Meanwhile what the Byzantine architects developed was a geometrically exact system of converting the square into a circle by means of concave triangular members that are specifically called pendentives.

The character and function of a pendentive may be readily grasped by a practical experiment. Cut an orange into two hemispheres. Lay the flat of one on four reels, placed at the four angles of a square, inscribed within the circle. These reels represent the piers on which the pendentives are to be constructed. Now by four perpendicular incisions of the knife cut off the segments of the hemisphere that project beyond the square. The lateral spaces between the piers will now be spanned by four arches. Finally, a trifle above the top of the arches, make a horizontal cut, removing the upper part of the hemisphere. The rind which remains represents the four pendentives. The flesh inside of it may be likened to the timber centering used in the construction of the pendentives and, now that the latter are completed, may be removed. Remove also the flesh from inside the upper part of the hemisphere. It will then be a hollow cap, which you can replace on the top of the pendentives. You now have an instance of a dome and pendentives included in a single hemisphere. More usually, however, the architect makes the curve of the dome different from that of the pendentives. Frequently, too, to give the dome superior distinction, he constructs a cylindrical wall on the circle of the pendentives, and on this drum, as it is called, elevates his dome.

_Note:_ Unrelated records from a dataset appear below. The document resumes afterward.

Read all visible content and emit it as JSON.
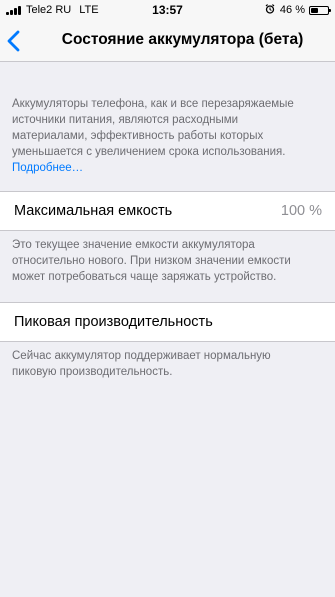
{
  "status_bar": {
    "carrier": "Tele2 RU",
    "network": "LTE",
    "time": "13:57",
    "battery_percent_label": "46 %",
    "battery_level": 0.46,
    "alarm_icon": "alarm-clock-icon"
  },
  "nav": {
    "back_icon": "chevron-left-icon",
    "title": "Состояние аккумулятора (бета)"
  },
  "intro": {
    "lines": [
      "Аккумуляторы телефона, как и все перезаряжаемые",
      "источники питания, являются расходными",
      "материалами, эффективность работы которых",
      "уменьшается с увеличением срока использования."
    ],
    "more_link": "Подробнее…"
  },
  "max_capacity": {
    "label": "Максимальная емкость",
    "value": "100 %",
    "note_lines": [
      "Это текущее значение емкости аккумулятора",
      "относительно нового. При низком значении емкости",
      "может потребоваться чаще заряжать устройство."
    ]
  },
  "peak_performance": {
    "label": "Пиковая производительность",
    "note_lines": [
      "Сейчас аккумулятор поддерживает нормальную",
      "пиковую производительность."
    ]
  },
  "colors": {
    "accent": "#007aff",
    "background": "#efeff4",
    "secondary_text": "#6d6d72"
  }
}
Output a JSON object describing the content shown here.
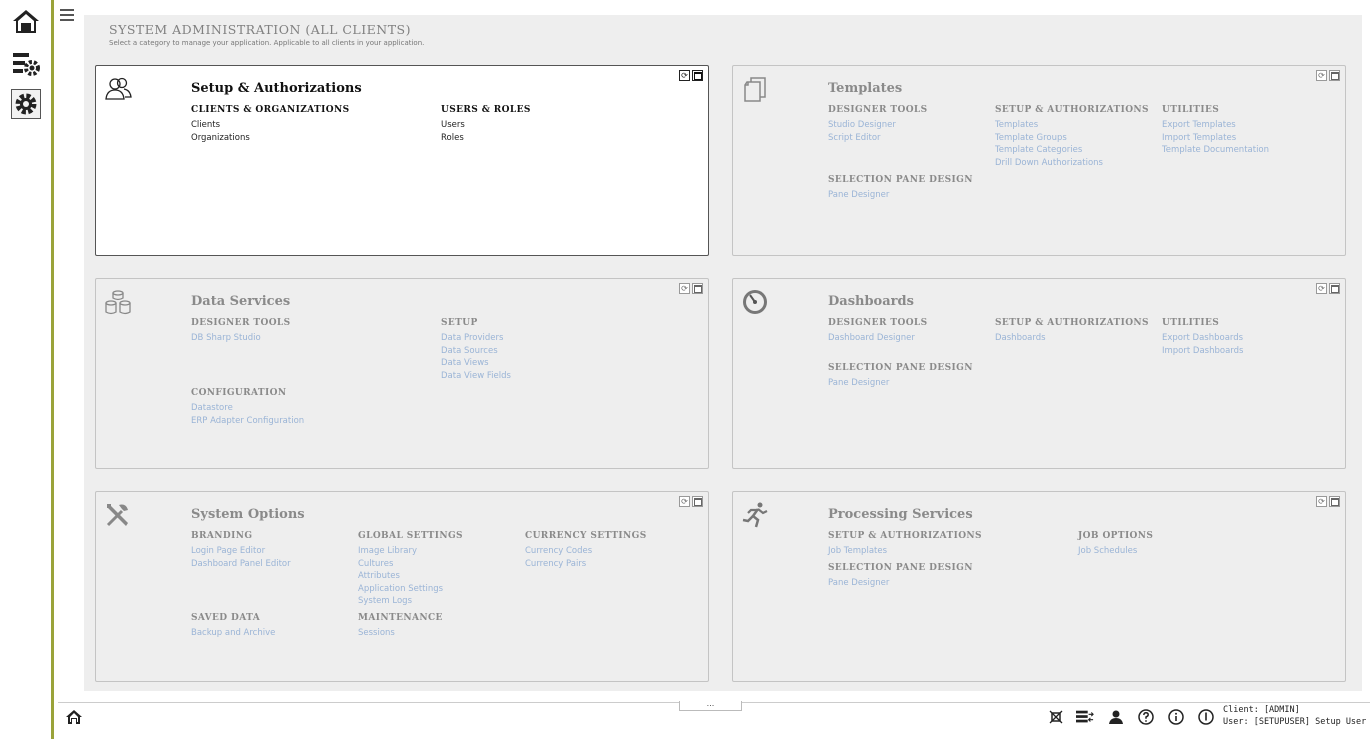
{
  "colors": {
    "accent": "#9aa33a",
    "link": "#9ab4d6",
    "muted": "#8a8a8a"
  },
  "rail": {
    "items": [
      {
        "name": "home",
        "icon": "home-icon"
      },
      {
        "name": "scheduling",
        "icon": "settings-list-icon"
      },
      {
        "name": "administration",
        "icon": "gear-icon"
      }
    ]
  },
  "page": {
    "title": "SYSTEM ADMINISTRATION (ALL CLIENTS)",
    "subtitle": "Select a category to manage your application. Applicable to all clients in your application."
  },
  "panels": {
    "setup": {
      "title": "Setup & Authorizations",
      "icon": "users-icon",
      "groups": [
        {
          "title": "CLIENTS & ORGANIZATIONS",
          "links": [
            "Clients",
            "Organizations"
          ]
        },
        {
          "title": "USERS & ROLES",
          "links": [
            "Users",
            "Roles"
          ]
        }
      ]
    },
    "templates": {
      "title": "Templates",
      "icon": "documents-icon",
      "groups": [
        {
          "title": "DESIGNER TOOLS",
          "links": [
            "Studio Designer",
            "Script Editor"
          ]
        },
        {
          "title": "SETUP & AUTHORIZATIONS",
          "links": [
            "Templates",
            "Template Groups",
            "Template Categories",
            "Drill Down Authorizations"
          ]
        },
        {
          "title": "UTILITIES",
          "links": [
            "Export Templates",
            "Import Templates",
            "Template Documentation"
          ]
        },
        {
          "title": "SELECTION PANE DESIGN",
          "links": [
            "Pane Designer"
          ]
        }
      ]
    },
    "data": {
      "title": "Data Services",
      "icon": "database-icon",
      "groups": [
        {
          "title": "DESIGNER TOOLS",
          "links": [
            "DB Sharp Studio"
          ]
        },
        {
          "title": "SETUP",
          "links": [
            "Data Providers",
            "Data Sources",
            "Data Views",
            "Data View Fields"
          ]
        },
        {
          "title": "CONFIGURATION",
          "links": [
            "Datastore",
            "ERP Adapter Configuration"
          ]
        }
      ]
    },
    "dashboards": {
      "title": "Dashboards",
      "icon": "gauge-icon",
      "groups": [
        {
          "title": "DESIGNER TOOLS",
          "links": [
            "Dashboard Designer"
          ]
        },
        {
          "title": "SETUP & AUTHORIZATIONS",
          "links": [
            "Dashboards"
          ]
        },
        {
          "title": "UTILITIES",
          "links": [
            "Export Dashboards",
            "Import Dashboards"
          ]
        },
        {
          "title": "SELECTION PANE DESIGN",
          "links": [
            "Pane Designer"
          ]
        }
      ]
    },
    "system": {
      "title": "System Options",
      "icon": "tools-icon",
      "groups": [
        {
          "title": "BRANDING",
          "links": [
            "Login Page Editor",
            "Dashboard Panel Editor"
          ]
        },
        {
          "title": "GLOBAL SETTINGS",
          "links": [
            "Image Library",
            "Cultures",
            "Attributes",
            "Application Settings",
            "System Logs"
          ]
        },
        {
          "title": "CURRENCY SETTINGS",
          "links": [
            "Currency Codes",
            "Currency Pairs"
          ]
        },
        {
          "title": "SAVED DATA",
          "links": [
            "Backup and Archive"
          ]
        },
        {
          "title": "MAINTENANCE",
          "links": [
            "Sessions"
          ]
        }
      ]
    },
    "processing": {
      "title": "Processing Services",
      "icon": "running-icon",
      "groups": [
        {
          "title": "SETUP & AUTHORIZATIONS",
          "links": [
            "Job Templates"
          ]
        },
        {
          "title": "JOB OPTIONS",
          "links": [
            "Job Schedules"
          ]
        },
        {
          "title": "SELECTION PANE DESIGN",
          "links": [
            "Pane Designer"
          ]
        }
      ]
    }
  },
  "bottom": {
    "more_label": "...",
    "client": "Client: [ADMIN]",
    "user": "User: [SETUPUSER] Setup User"
  }
}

Scientifically stated: “If a hemisphere be cut by five planes, four perpendicular to its base and bounding a square inscribed therein, and the fifth parallel to the base and tangent to the semi-circular intersection made by the first four, there will remain of the original surface only four triangular spaces bounded by arcs of circles. These are called pendentives.” (Professor Hamlin.)

The first church built by Justinian was SS. Sergius and Bacchus in Constantinople. The part dedicated to the latter saint—a small basilica—was destroyed by the Turks. The remainder presents the plan of a rectangle enclosing an octagon on which rests a dome of a curious, fluted, melon shape.

A few years later was erected the church of S. Vitale in Ravenna, probably as the Court Church. Its plan is an octagon within an octagon; the inner one being surmounted by a dome.

The domical arrangement of both these churches may have been originally derived from the Pantheon, modified by the example in Rome, of what is called the Temple of Minerva Medica, though it was probably a nymphæum. This building is decagonal with niches projecting from nine of the sides, while the tenth provides the entrance. The dome, of concrete ribbed with tiles, is built over an inner decagon of ten piers carrying ten arches. These in turn support a decagonal drum, pierced with windows, the angles at the top being filled in with rudimentary pendentives. The same principle of construction reappears in both S. Sergius and S. Vitale; the dome of the latter being composed, for the sake of lightness, of earthenware, amphora-shaped pots, the bottom of one being fixed in the lip of another. It is sheathed on the outside with a wooden roof.

This Church of S. Vitale became the model on which Charlemagne based his domical church at Aix-la-Chapelle, which was built as a royal tomb, A.D. 796-814, and was afterward used as the crowning-place of the Emperors of the West.

S. Sophia.—Finally, the pendentive system was fully developed in Justinian’s church in Constantinople dedicated to the Holy Wisdom—Hagia Sophia, called, though erroneously, S. Sophia. It marks the highest development of the Byzantine genius for domical construction.

The architects were Anthemius of Tralles and Isidorus of Miletus, who began the work in 532 and finished it in 537. The plan shows four mighty piers, 25 feet square, set at the angles of a square of 107 feet. These support four arches and intermediate pendentives of noble height, the apex of the dome being 175 feet from the pavement. For the original dome, having collapsed in 555, was replaced by a higher one, lighted by the introduction of forty circular-headed windows around the spring of the curve; an arrangement not only excellent in admitting light to the interior, but also as wonderfully impressive in its way as the single eye of the Pantheon. Rows of small circular headed windows are also pierced in the screens which fill in the north and south arches.

Abutting on the east and west arches of this central mass are semi-domes, supported upon the central piers and two others. And from these project, as in S. Sergius and S. Vitale, small semicircular domes, sustained by an upper and lower story of arcades. Thus was created a vast oval-ended hall, 267 feet long by 107, from every part of which the summit of the dome is visible.